The first ever second-screen World Cup
Four years ago, smartphones and social media had already changed our lives and that includes football viewing behavior. However, back then the phone was used occasionally to check stats - today it has taken a crucial role in enhancing the viewing behaviour.
It was Germany - Sweden on a warm summer night, my friends had set up a large screen for the whole clique and when Toni Kroos whipped the freekick into the far corner from an impossible angle, we collectively lost it. That was my core memory of the FIFA World Cup 2018 (successfully ignoring everything ‘Die Mannschaft’ suffered through before and after). TikTok was an up and coming platform with 133m monthly active users (now 1.5B) and the scenes I associated with the word ‘quarantine’ were mostly based on the Pixar movie ‘Monsters, Inc.’.
In 2021, among Gen Z, 47% of fans who watch sports on TV or digital platforms simultaneously watched or interacted with other live content, which is much higher than the general population (33%). Even assuming less than the 5-10% growth these numbers had from 2020 to 2021, we should have reached the tipping point just in time for this year’s tournament.
Second screening isn’t a trend anymore. It’s normal.
Most of it is to make more out of the live game. Every pass is translated into fantasy game points, every goal into betting money and every mistake into millions of opinion-forming comments on social media.
Even more: The time we spend looking at our phones versus our TV screen is increasing rapidly. Soon, our first screen picture could become the second. A noise & blurry movement in the background to look at when the goal has already been scored, to be repackaged for a meme-ified TikTok friendly version.
How can brands approach this development?
Make visual, credible content that is easy to share. Make interactions quick, and sharing seamless. Usually fans jump to their second screen to better inform something they just picked up on the first one. Let the screens push each other and support your TV ad with the right SEO / SEA Strategy. Or take it one step further and let the TV ad be the resolution to your online ad.
Anticipating and being there near-live:
Be there when it happens. In the feeds AND in the comment sections.
Plan ahead, identify conversation triggers in different scenarios and create content accordingly. You should be able to quickly and easily adapt it to the live event (goal/win/penalty shootout) and deliver it in the perfect moment for the biggest impact.
Ignite debate with questions and fan interaction. The comment sections are the big forgotten territory for creative copywriting and bold branding strategies. Equipped with the right eye for fan touchpoints and a non-obtrusive way of communicating, high-effort video creation isn’t even necessary.
Be the enhancer:
Create and visualize facts or stats. People will like the message behind it but share your picture. If you aim for exposure alone, this can be your way to glory. Sponsorships that include the presenting right to live and near-live updates are evergreens.
Be the connector:
Our philosophy: Fans want to feel the roar of the crowd. Give them the means to participate and absorb the energy of the stadium. Build long-lasting creator partnerships and be on their side to meet fans in the most genuine way possible. Watch the game together, share emotions, and help them enhance their viewing experience.

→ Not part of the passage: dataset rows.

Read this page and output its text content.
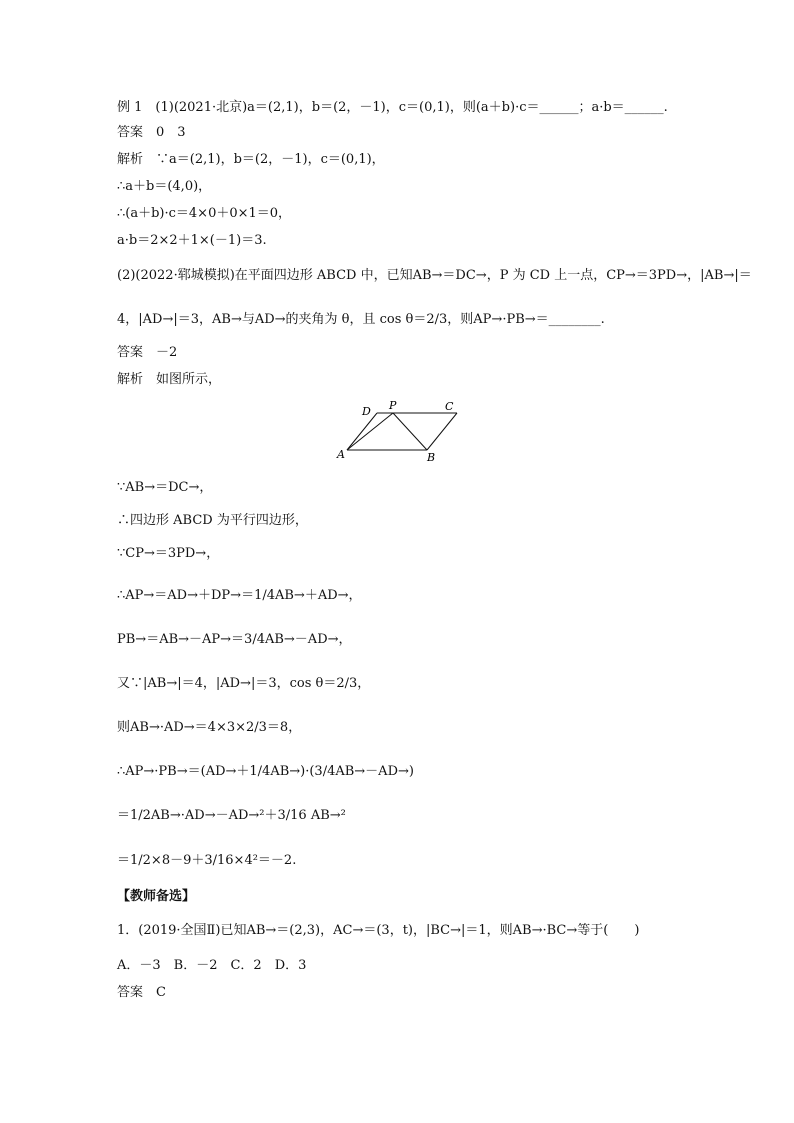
例 1　(1)(2021·北京)a＝(2,1)，b＝(2，－1)，c＝(0,1)，则(a＋b)·c＝______；a·b＝______.
答案　0　3
解析　∵a＝(2,1)，b＝(2，－1)，c＝(0,1)，
∴a＋b＝(4,0)，
∴(a＋b)·c＝4×0＋0×1＝0，
a·b＝2×2＋1×(－1)＝3.
(2)(2022·郓城模拟)在平面四边形 ABCD 中，已知AB→＝DC→，P 为 CD 上一点，CP→＝3PD→，|AB→|＝
4，|AD→|＝3，AB→与AD→的夹角为 θ，且 cos θ＝2/3，则AP→·PB→＝________.
答案　－2
解析　如图所示，
A	B
C
D P
∵AB→＝DC→，
∴四边形 ABCD 为平行四边形，
∵CP→＝3PD→，
∴AP→＝AD→＋DP→＝1/4AB→＋AD→，
PB→＝AB→－AP→＝3/4AB→－AD→，
又∵|AB→|＝4，|AD→|＝3，cos θ＝2/3，
则AB→·AD→＝4×3×2/3＝8，
∴AP→·PB→＝(AD→＋1/4AB→)·(3/4AB→－AD→)
＝1/2AB→·AD→－AD→²＋3/16 AB→²
＝1/2×8－9＋3/16×4²＝－2.
【教师备选】
1．(2019·全国Ⅱ)已知AB→＝(2,3)，AC→＝(3，t)，|BC→|＝1，则AB→·BC→等于(　　)
A．－3　B．－2　C．2　D．3
答案　C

Without a strong digital presence, your brand could be missing out on connecting with potential customers right at the moment their interest is piqued.
Football on the big screen is starting to become the secondary screen in households around the world. That isn’t necessarily bad or good - but it marks a fundamental shift in viewing behavior.
Viewing enhancement is so crucial that it grabs more attention than the actual game.
However - let’s not forget: Without the actual match, there would not be a statistic, nor betting, excited group texting or the live meme-ification of what’s happening. The match is still the birthplace for everything surrounding it. This is still very much about football and everything it has to offer. It just offers more.
The game lives on. For every scene the new generation of viewers miss on the live screen, there will be five highlights and two behind-the-scenes clips pushed to them later. It is just as much or more re-live than live. The first ever second screen FIFA World Cup.